5. Academic Achievement: Expectations New pressures to be accepted into college are creating added pressure for children starting in elementary school. Those tweens with already high expectations for themselves will establish perfectionistic standards that are near impossible to reach. Success of their peers will increase competitiveness, and despite any achievements, there is still some sense of inadequacy. Self- esteem is strongly tied to success, and any real or perceived “failure” produces guilt, shame and a sense of worthlessness. Those with any predisposition to eating issues will try and “control” their environment through food in effort to increase sense of power when feeling helpless in other areas.

Work with your children to attain balance between working hard and setting realistic, achievable goals for themselves. Place importance on having fun, and encourage them to take breaks from any pressures that they place on themselves. If you notice that their anxiety or perfectionism is affecting how they eat, begin a dialogue around how you can be helpful to prevent further issues from developing.

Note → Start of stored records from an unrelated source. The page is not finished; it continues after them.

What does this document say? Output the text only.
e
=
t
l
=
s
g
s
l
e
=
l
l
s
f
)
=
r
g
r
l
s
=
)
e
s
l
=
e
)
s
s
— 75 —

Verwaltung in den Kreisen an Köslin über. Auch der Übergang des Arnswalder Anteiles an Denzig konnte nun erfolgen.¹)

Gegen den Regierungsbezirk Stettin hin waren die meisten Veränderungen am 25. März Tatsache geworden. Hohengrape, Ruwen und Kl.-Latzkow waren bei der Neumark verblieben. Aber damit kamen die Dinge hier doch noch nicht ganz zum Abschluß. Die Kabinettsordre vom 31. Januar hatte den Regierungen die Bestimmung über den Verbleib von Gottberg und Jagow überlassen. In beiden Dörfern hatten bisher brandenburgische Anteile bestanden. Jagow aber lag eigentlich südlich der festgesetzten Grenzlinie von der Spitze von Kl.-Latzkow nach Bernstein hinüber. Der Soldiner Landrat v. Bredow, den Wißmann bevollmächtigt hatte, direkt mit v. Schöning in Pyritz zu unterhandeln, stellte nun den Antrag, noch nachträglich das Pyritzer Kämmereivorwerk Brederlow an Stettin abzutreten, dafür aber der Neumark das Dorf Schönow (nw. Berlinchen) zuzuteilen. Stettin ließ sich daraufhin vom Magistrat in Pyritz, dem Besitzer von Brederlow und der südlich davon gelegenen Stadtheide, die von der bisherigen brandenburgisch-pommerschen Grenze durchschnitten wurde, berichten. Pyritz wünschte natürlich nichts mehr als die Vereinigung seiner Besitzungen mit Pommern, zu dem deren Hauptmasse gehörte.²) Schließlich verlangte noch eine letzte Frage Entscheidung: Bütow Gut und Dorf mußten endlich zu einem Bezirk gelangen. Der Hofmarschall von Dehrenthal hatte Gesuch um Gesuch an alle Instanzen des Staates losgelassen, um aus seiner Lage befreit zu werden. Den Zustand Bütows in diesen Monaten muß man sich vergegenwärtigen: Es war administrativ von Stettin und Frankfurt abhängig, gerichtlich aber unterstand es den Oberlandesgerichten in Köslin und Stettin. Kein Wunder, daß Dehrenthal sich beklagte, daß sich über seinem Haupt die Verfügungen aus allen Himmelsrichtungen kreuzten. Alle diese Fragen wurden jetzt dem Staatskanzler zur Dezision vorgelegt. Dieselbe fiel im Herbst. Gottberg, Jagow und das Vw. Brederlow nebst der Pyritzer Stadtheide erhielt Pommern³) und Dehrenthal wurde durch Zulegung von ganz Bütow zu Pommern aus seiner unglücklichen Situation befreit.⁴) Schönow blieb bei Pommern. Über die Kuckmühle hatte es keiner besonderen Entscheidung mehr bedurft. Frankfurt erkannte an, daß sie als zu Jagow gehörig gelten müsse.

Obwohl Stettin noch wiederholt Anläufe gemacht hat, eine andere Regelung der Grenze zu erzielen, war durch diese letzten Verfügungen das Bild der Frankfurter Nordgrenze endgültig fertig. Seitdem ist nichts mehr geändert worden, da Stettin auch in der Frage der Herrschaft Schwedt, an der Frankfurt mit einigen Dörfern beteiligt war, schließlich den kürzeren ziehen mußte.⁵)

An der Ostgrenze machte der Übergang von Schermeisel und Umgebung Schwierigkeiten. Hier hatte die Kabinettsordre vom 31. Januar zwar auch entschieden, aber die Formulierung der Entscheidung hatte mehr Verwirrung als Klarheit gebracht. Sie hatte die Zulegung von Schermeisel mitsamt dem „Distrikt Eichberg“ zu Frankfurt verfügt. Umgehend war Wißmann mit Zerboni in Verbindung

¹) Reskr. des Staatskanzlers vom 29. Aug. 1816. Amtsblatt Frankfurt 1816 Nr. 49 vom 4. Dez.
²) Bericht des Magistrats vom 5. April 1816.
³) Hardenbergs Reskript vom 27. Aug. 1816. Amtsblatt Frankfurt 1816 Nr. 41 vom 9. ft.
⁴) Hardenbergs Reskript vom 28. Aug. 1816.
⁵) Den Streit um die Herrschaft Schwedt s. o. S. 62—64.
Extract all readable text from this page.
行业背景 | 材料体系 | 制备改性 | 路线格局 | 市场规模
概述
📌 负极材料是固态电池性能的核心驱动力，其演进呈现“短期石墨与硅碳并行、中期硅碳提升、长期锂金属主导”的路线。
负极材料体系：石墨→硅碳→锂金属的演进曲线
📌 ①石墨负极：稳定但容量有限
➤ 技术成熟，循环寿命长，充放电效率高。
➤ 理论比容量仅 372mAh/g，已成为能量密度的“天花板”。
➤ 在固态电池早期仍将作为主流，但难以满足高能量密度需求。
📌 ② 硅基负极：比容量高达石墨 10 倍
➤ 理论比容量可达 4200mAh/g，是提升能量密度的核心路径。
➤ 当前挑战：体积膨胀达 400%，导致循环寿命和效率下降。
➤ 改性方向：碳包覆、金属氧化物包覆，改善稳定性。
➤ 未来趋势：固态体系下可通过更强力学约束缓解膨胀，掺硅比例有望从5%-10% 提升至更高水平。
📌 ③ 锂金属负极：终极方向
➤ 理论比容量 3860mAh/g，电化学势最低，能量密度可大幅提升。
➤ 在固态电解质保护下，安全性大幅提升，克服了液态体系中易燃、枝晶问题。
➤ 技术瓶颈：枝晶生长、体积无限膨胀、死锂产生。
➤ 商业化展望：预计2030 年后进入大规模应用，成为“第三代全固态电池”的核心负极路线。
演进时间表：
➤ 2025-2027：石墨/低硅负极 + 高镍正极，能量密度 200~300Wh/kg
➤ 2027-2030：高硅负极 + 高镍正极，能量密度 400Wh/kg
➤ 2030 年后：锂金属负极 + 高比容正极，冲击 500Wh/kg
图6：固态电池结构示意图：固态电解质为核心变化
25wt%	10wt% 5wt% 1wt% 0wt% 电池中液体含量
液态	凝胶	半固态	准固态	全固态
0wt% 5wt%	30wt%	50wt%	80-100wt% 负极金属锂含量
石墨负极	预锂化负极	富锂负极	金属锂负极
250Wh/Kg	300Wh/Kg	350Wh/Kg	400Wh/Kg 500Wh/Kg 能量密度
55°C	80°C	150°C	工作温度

6. Plastic Surgery: With the influence of media sources on a daily basis, a strong emphasis is placed on children starting from birth. We are raised to believe that physical attractiveness and being thin is associated with success. With role models who endorse cosmetic enhancements, the probability that your tween may be curious about how to improve their appearance increases dramatically. The “teen toxing trend,” represents 12,000 procedures done for children 13-19 in 2008, up 2% from previous year. A total of 36,800 cosmetic surgery procedures were performed among teens in 2009, and breast implants or rhinoplasty is being given for sweet sixteen or high school graduation presents.

These procedures send messages to kids that happiness only comes from the outside, and if you are allowing your older children to have cosmetic procedures performed, chances are your tween will be asking for them soon too. Encourage your child to examine what emotions/experiences are driving their desire to change themselves, and you will likely reveal any areas that can be addressed to help enhance their self-esteem.

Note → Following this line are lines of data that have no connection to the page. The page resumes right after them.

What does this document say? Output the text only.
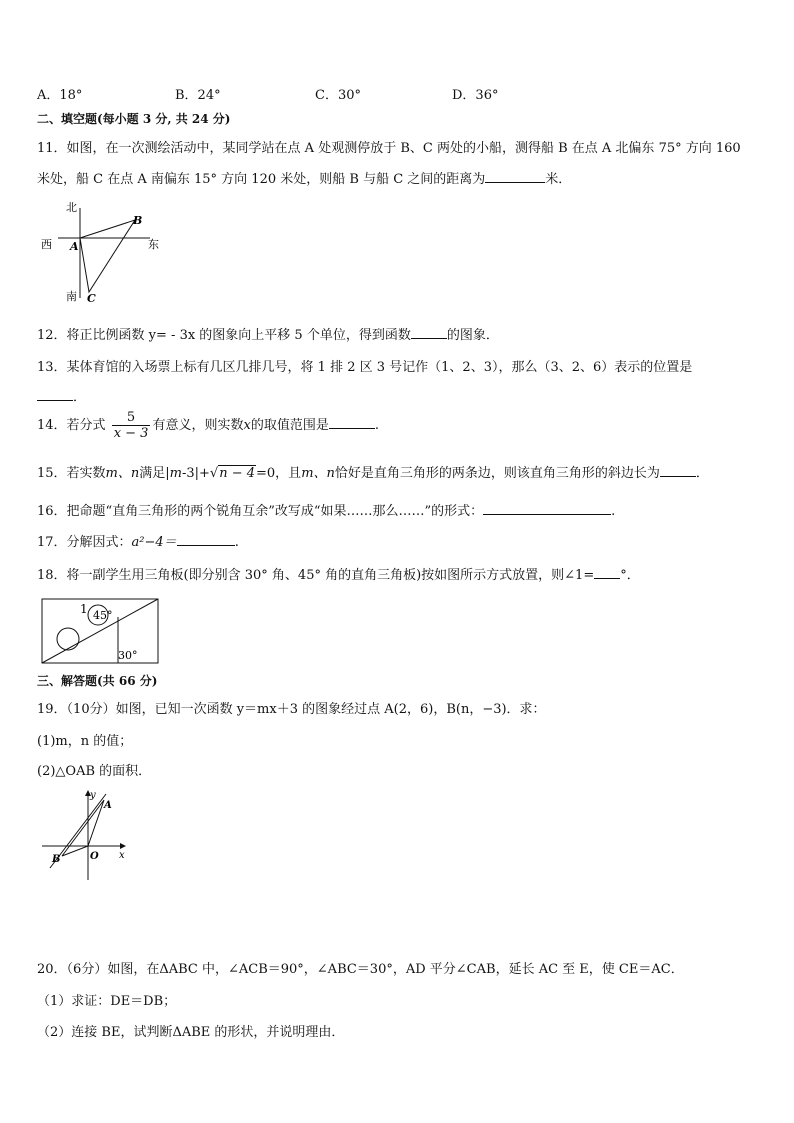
A．18°	B．24°	C．30°	D．36°
二、填空题(每小题 3 分, 共 24 分)
11．如图，在一次测绘活动中，某同学站在点 A 处观测停放于 B、C 两处的小船，测得船 B 在点 A 北偏东 75° 方向 160
米处，船 C 在点 A 南偏东 15° 方向 120 米处，则船 B 与船 C 之间的距离为	米．
北
南
西	东
A
B
C
12．将正比例函数 y= - 3x 的图象向上平移 5 个单位，得到函数	的图象．
13．某体育馆的入场票上标有几区几排几号，将 1 排 2 区 3 号记作（1、2、3），那么（3、2、6）表示的位置是
．
14．若分式 $\frac{5}{x - 3}$ 有意义，则实数x的取值范围是	.
15．若实数m、n满足|m-3|+√n − 4=0，且m、n恰好是直角三角形的两条边，则该直角三角形的斜边长为	．
16．把命题“直角三角形的两个锐角互余”改写成“如果……那么……”的形式：	.
17．分解因式：a²−4＝	.
18．将一副学生用三角板(即分别含 30° 角、45° 角的直角三角板)按如图所示方式放置，则∠1= °．
1 45°
30°
三、解答题(共 66 分)
19．（10分）如图，已知一次函数 y＝mx＋3 的图象经过点 A(2，6)，B(n，−3)．求：
(1)m，n 的值；
(2)△OAB 的面积．
y
x
A
B	O
20．（6分）如图，在ΔABC 中，∠ACB＝90°，∠ABC＝30°，AD 平分∠CAB，延长 AC 至 E，使 CE＝AC．
（1）求证：DE＝DB；
（2）连接 BE，试判断ΔABE 的形状，并说明理由．
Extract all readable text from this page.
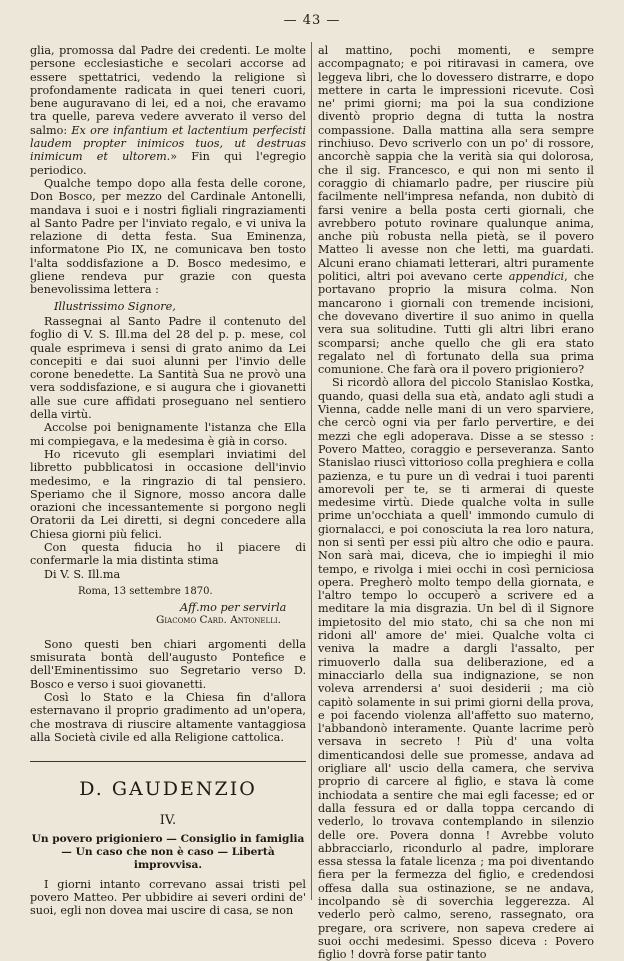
— 43 —

glia, promossa dal Padre dei credenti. Le molte persone ecclesiastiche e secolari accorse ad essere spettatrici, vedendo la religione sì profondamente radicata in quei teneri cuori, bene auguravano di lei, ed a noi, che eravamo tra quelle, pareva vedere avverato il verso del salmo: Ex ore infantium et lactentium perfecisti laudem propter inimicos tuos, ut destruas inimicum et ultorem.» Fin qui l'egregio periodico.

Qualche tempo dopo alla festa delle corone, Don Bosco, per mezzo del Cardinale Antonelli, mandava i suoi e i nostri figliali ringraziamenti al Santo Padre per l'inviato regalo, e vi univa la relazione di detta festa. Sua Eminenza, informatone Pio IX, ne comunicava ben tosto l'alta soddisfazione a D. Bosco medesimo, e gliene rendeva pur grazie con questa benevolissima lettera :

Illustrissimo Signore,

Rassegnai al Santo Padre il contenuto del foglio di V. S. Ill.ma del 28 del p. p. mese, col quale esprimeva i sensi di grato animo da Lei concepiti e dai suoi alunni per l'invio delle corone benedette. La Santità Sua ne provò una vera soddisfazione, e si augura che i giovanetti alle sue cure affidati proseguano nel sentiero della virtù.

Accolse poi benignamente l'istanza che Ella mi compiegava, e la medesima è già in corso.

Ho ricevuto gli esemplari inviatimi del libretto pubblicatosi in occasione dell'invio medesimo, e la ringrazio di tal pensiero. Speriamo che il Signore, mosso ancora dalle orazioni che incessantemente si porgono negli Oratorii da Lei diretti, si degni concedere alla Chiesa giorni più felici.

Con questa fiducia ho il piacere di confermarle la mia distinta stima

Di V. S. Ill.ma

Roma, 13 settembre 1870.

Aff.mo per servirla

Giacomo Card. Antonelli.

Sono questi ben chiari argomenti della smisurata bontà dell'augusto Pontefice e dell'Eminentissimo suo Segretario verso D. Bosco e verso i suoi giovanetti.

Così lo Stato e la Chiesa fin d'allora esternavano il proprio gradimento ad un'opera, che mostrava di riuscire altamente vantaggiosa alla Società civile ed alla Religione cattolica.

D. GAUDENZIO
IV.
Un povero prigioniero — Consiglio in famiglia — Un caso che non è caso — Libertà improvvisa.

I giorni intanto correvano assai tristi pel povero Matteo. Per ubbidire ai severi ordini de' suoi, egli non dovea mai uscire di casa, se non

al mattino, pochi momenti, e sempre accompagnato; e poi ritiravasi in camera, ove leggeva libri, che lo dovessero distrarre, e dopo mettere in carta le impressioni ricevute. Così ne' primi giorni; ma poi la sua condizione diventò proprio degna di tutta la nostra compassione. Dalla mattina alla sera sempre rinchiuso. Devo scriverlo con un po' di rossore, ancorchè sappia che la verità sia qui dolorosa, che il sig. Francesco, e qui non mi sento il coraggio di chiamarlo padre, per riuscire più facilmente nell'impresa nefanda, non dubitò di farsi venire a bella posta certi giornali, che avrebbero potuto rovinare qualunque anima, anche più robusta nella pietà, se il povero Matteo li avesse non che letti, ma guardati. Alcuni erano chiamati letterari, altri puramente politici, altri poi avevano certe appendici, che portavano proprio la misura colma. Non mancarono i giornali con tremende incisioni, che dovevano divertire il suo animo in quella vera sua solitudine. Tutti gli altri libri erano scomparsi; anche quello che gli era stato regalato nel dì fortunato della sua prima comunione. Che farà ora il povero prigioniero?

Si ricordò allora del piccolo Stanislao Kostka, quando, quasi della sua età, andato agli studi a Vienna, cadde nelle mani di un vero sparviere, che cercò ogni via per farlo pervertire, e dei mezzi che egli adoperava. Disse a se stesso : Povero Matteo, coraggio e perseveranza. Santo Stanislao riuscì vittorioso colla preghiera e colla pazienza, e tu pure un dì vedrai i tuoi parenti amorevoli per te, se ti armerai di queste medesime virtù. Diede qualche volta in sulle prime un'occhiata a quell' immondo cumulo di giornalacci, e poi conosciuta la rea loro natura, non si sentì per essi più altro che odio e paura. Non sarà mai, diceva, che io impieghi il mio tempo, e rivolga i miei occhi in così perniciosa opera. Pregherò molto tempo della giornata, e l'altro tempo lo occuperò a scrivere ed a meditare la mia disgrazia. Un bel dì il Signore impietosito del mio stato, chi sa che non mi ridoni all' amore de' miei. Qualche volta ci veniva la madre a dargli l'assalto, per rimuoverlo dalla sua deliberazione, ed a minacciarlo della sua indignazione, se non voleva arrendersi a' suoi desiderii ; ma ciò capitò solamente in sui primi giorni della prova, e poi facendo violenza all'affetto suo materno, l'abbandonò interamente. Quante lacrime però versava in secreto ! Più d' una volta dimenticandosi delle sue promesse, andava ad origliare all' uscio della camera, che serviva proprio di carcere al figlio, e stava là come inchiodata a sentire che mai egli facesse; ed or dalla fessura ed or dalla toppa cercando di vederlo, lo trovava contemplando in silenzio delle ore. Povera donna ! Avrebbe voluto abbracciarlo, ricondurlo al padre, implorare essa stessa la fatale licenza ; ma poi diventando fiera per la fermezza del figlio, e credendosi offesa dalla sua ostinazione, se ne andava, incolpando sè di soverchia leggerezza. Al vederlo però calmo, sereno, rassegnato, ora pregare, ora scrivere, non sapeva credere ai suoi occhi medesimi. Spesso diceva : Povero figlio ! dovrà forse patir tanto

Hopefully, the information around these trends in food and body image issues with your tweens will allow you to become prepared for the more dangerous and risky influences that your children may be exposed to as teenagers. Setting the expectation that such issues will be addressed, and addressed early in a continued open dialogue enhances the relationship that you can have with your child, as well as sets the expectation that you will continue to be involved with them as they grow up and more independent. After all, establishing a strong, healthy sense of self is one of the most important gifts you can give to your child!